Cumhurbaşkanı ve AK Parti Genel Başkanı Tayyip Erdoğan’ın AK Parti iktidarını nelerin yıprattığını görmesi için uzaklara bakmaya ihtiyacı yok. Dış güçler, üst akıllar, yeni darbe komploları aramasına da. AK Partiyi yıpratmak için AK Partinin yeni elitleri yeter de artar bile.
Doğru, CHP’nin başı çektiği, İYİ Parti ve diğer muhalefet partilerinin de katıldığı “128 milyar dolar nerede?” kampanyası AK Partiyi sarsıyor. Gelen açıklamalar bırakın muhalefet partilerini MHP, hatta AK Parti tabanında dahi soru işaretlerinin tamamını gideremiyor. Keza muhalefetin kovit salgınının önlenemeyen tırmanışı, işsizlik ve geçim sıkıntısı ve küçük işletmelere, esnafa kaynak bulunamazken Kanal İstanbul gibi devasa bir projeye kalkışılmasına karşı duruşu da halkın zihninde iz bırakıyor.
Ama AK Partiyi asıl yıpratan AK Partililer, toplumun yeni elitleri, AK Parti elitleri.
Elit deyince aklınıza hemen Batı tarzını karikatürleştiren hayatlar gelmesin. Ama ayrıcalıklar gelsin. Toplumun diğer kesimlerinden üstün tutulma gelsin. Devlet ihalelerinden işe girişlere, toplum hayatında öne itilmeye dek kayırmacılık gelsin.
Hemen örneklere geçelim. Hayır, kokain içerken görüntüleri çıkan AK Parti bünyesindeki züppelerden de örneğin Boğaziçi Üniversitesinde yapılanların üniversite camiasında yol açtığı sarsıntılardan da söz etmeyeceğim. Onlar zaten vereceği hasarı verdi.
Daha derin izler bırakma ihtimali yüksek örneklere bakalım.

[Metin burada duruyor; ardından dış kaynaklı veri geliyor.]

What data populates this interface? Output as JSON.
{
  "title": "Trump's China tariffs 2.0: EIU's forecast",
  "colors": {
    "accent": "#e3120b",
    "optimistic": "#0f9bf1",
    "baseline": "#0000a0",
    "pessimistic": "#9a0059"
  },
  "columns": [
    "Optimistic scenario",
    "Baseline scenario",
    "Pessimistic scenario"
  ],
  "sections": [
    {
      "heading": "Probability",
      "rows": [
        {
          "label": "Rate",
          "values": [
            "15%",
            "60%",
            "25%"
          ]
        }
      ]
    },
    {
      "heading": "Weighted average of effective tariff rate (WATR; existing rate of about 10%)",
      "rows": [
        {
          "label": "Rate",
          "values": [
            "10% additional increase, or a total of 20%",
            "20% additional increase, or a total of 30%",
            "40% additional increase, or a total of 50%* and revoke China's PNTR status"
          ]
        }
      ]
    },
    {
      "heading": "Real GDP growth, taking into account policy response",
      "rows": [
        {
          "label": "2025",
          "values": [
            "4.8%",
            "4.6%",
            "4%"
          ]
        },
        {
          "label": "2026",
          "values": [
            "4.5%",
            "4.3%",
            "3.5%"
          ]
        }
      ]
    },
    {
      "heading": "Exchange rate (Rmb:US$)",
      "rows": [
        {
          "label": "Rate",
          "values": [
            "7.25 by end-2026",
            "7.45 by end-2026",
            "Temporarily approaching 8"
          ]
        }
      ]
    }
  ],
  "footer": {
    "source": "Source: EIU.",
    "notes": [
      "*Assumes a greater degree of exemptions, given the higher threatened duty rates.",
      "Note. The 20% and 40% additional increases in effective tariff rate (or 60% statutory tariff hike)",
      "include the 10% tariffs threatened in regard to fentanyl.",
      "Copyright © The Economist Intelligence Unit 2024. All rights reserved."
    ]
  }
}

Gece yarısı kararnamesiyle görevden alınan Ticaret Bakanı Ruhsar Pekcan’dan söz ediyorum. Eşi Hasan Pekcan ile Nanoksia isminde şirket kurmuş ve kendi bakanlığına 9 milyon liralık el dezenfektanı satmış. Dünyanın her yerinde bunun adı yolsuzluktur, suçtur. Ama Bakanlık tarafından yapılan açıklamada, büyük bir pişkinlikle, “piyasa fiyatının altında” alım yapıldığı söyleniyordu.
Bir örnek vereceğim. 30 Ağustos 2001’de Radikal gazetesinde MHP’li Bayındırlık ve İskân Bakanı Koray Aydın ile bir mülakatım yayınlandı. Kardeşinin inşaat malzemeleri şirketi üzerinden Bakanlığa satış yapıldığı iddiaları üzerine şirketi kayyuma devretmeyi düşünüp düşünmediğini sormuştum. Aydın “Bunu engelleyen bir yasa yok. Ben siyaseti bırakınca nasıl geçineceğim?” demiş, biz de bunu manşetten yayınlamıştık. MHP lideri Devlet Bahçeli 1-2 Eylül Kızılcahamam toplantısında “Ya siyaset ya ticaret” deyince de şimdi İYİ Parti yönetiminde olan Aydın, doğrusunu yapıp Bakanlıktan istifa etmişti.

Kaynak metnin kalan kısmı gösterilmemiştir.